Houve intenso debate entre juristas, políticos e militares sobre a legalidade dessa decisão. Alguns setores chegaram a defender que o presidente da Câmara deveria assumir. No entanto, prevaleceu a tese de que Sarney, como vice-presidente eleito, deveria ocupar o cargo. Assim, ele foi empossado no dia 15 de março, garantindo certa estabilidade institucional em um momento de grande comoção.
A morte de Tancredo Neves e a comoção nacional
Depois de 38 dias de agonia, Tancredo Neves faleceu na madrugada de 21 de abril de 1985, no Hospital das Clínicas de São Paulo. A notícia causou profunda comoção em todo o país. Multidões se reuniram nas ruas para prestar homenagens. O sonho da democracia parecia ter sido ferido antes mesmo de florescer plenamente.

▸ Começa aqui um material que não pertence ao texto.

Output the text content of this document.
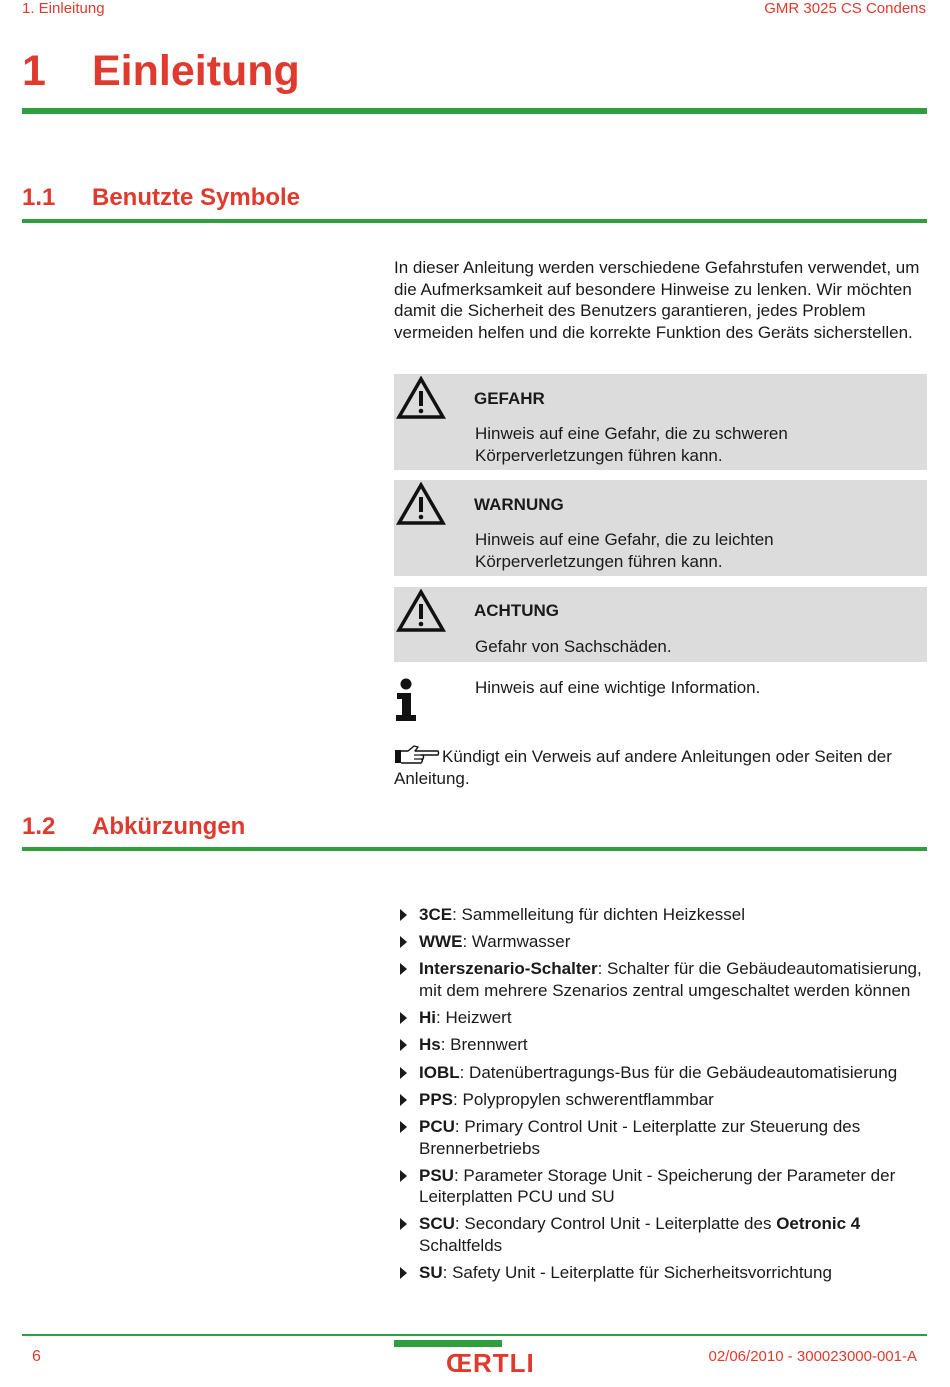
1. Einleitung	GMR 3025 CS Condens
1 Einleitung
1.1 Benutzte Symbole
In dieser Anleitung werden verschiedene Gefahrstufen verwendet, um die Aufmerksamkeit auf besondere Hinweise zu lenken. Wir möchten damit die Sicherheit des Benutzers garantieren, jedes Problem vermeiden helfen und die korrekte Funktion des Geräts sicherstellen.
GEFAHR
Hinweis auf eine Gefahr, die zu schweren Körperverletzungen führen kann.
WARNUNG
Hinweis auf eine Gefahr, die zu leichten Körperverletzungen führen kann.
ACHTUNG
Gefahr von Sachschäden.
Hinweis auf eine wichtige Information.
Kündigt ein Verweis auf andere Anleitungen oder Seiten der Anleitung.
1.2 Abkürzungen
3CE: Sammelleitung für dichten Heizkessel
WWE: Warmwasser
Interszenario-Schalter: Schalter für die Gebäudeautomatisierung, mit dem mehrere Szenarios zentral umgeschaltet werden können
Hi: Heizwert
Hs: Brennwert
IOBL: Datenübertragungs-Bus für die Gebäudeautomatisierung
PPS: Polypropylen schwerentflammbar
PCU: Primary Control Unit - Leiterplatte zur Steuerung des Brennerbetriebs
PSU: Parameter Storage Unit - Speicherung der Parameter der Leiterplatten PCU und SU
SCU: Secondary Control Unit - Leiterplatte des Oetronic 4 Schaltfelds
SU: Safety Unit - Leiterplatte für Sicherheitsvorrichtung
6	ŒRTLI	02/06/2010 - 300023000-001-A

O corpo de Tancredo foi levado a Brasília e Belo Horizonte, onde foi velado sob aplausos, lágrimas e cantos. O sentimento coletivo era de luto, mas também de esperança de que o sacrifício de Tancredo não tivesse sido em vão. Sua morte o transformou em símbolo da transição pacífica e democrática do Brasil.
Em meio à tragédia, uma frase dita por Tancredo pouco antes de sua internação ficou marcada na memória dos brasileiros: “Eu não merecia isso”. A frase, simples e profundamente humana, sintetizou o drama de um homem que lutou pela redemocratização, mas não pôde ver seu esforço coroado com a posse.
O poeta e escritor Ferreira Gullar, naquela oportunidade, escreveu um texto emocionante sobre a morte do amigo Tancredo Neves. Leia na íntegra:
“Adeus a Tancredo
Companheiro Tancredo Neves, eu não vou chamar você de Excelência logo agora, quando mais do que nosso presidente, você é nosso irmão ferido e que se vai. Foi você quem conduziu de, uma ponta a outra do país, acima de nossa cabeça, uma tocha de chama verde como a esperança.
Esperança é uma palavra gasta, mas não era a palavra, era a esperança mesma, que você carregava, e ela ainda Luzia em suas mãos hoje, no derradeiro momento, num quarto de hospital em São Paulo.
E quando suas mãos se apagaram, essa chama brilhou no céu da pátria nesse instante. Pátria é uma palavra gasta, mas pátria é terra, é mãe, embora muitos de nós, milhões de nós, ainda vagueiem pelas cidades, pelos campos, sem o penhor de uma igualdade que havemos de conquistar com o braço forte.
Pátria é uma palavra gasta, mas no seio dela descansarás Tancredo amigo, no chão macio de São João del Rey, amado pelo povo, à luz de céu profundo. Povo também é uma palavra gasta, mas o povo, o povo mesmo despertou quando lhe prometeste uma Nova República, iluminada ao sol de um novo mundo. E ela virá, e tu a construirás conosco, erguendo nossos braços, cantando em nossa boca, caindo e levantando como este povo em que, ao morrer, te transformastes.”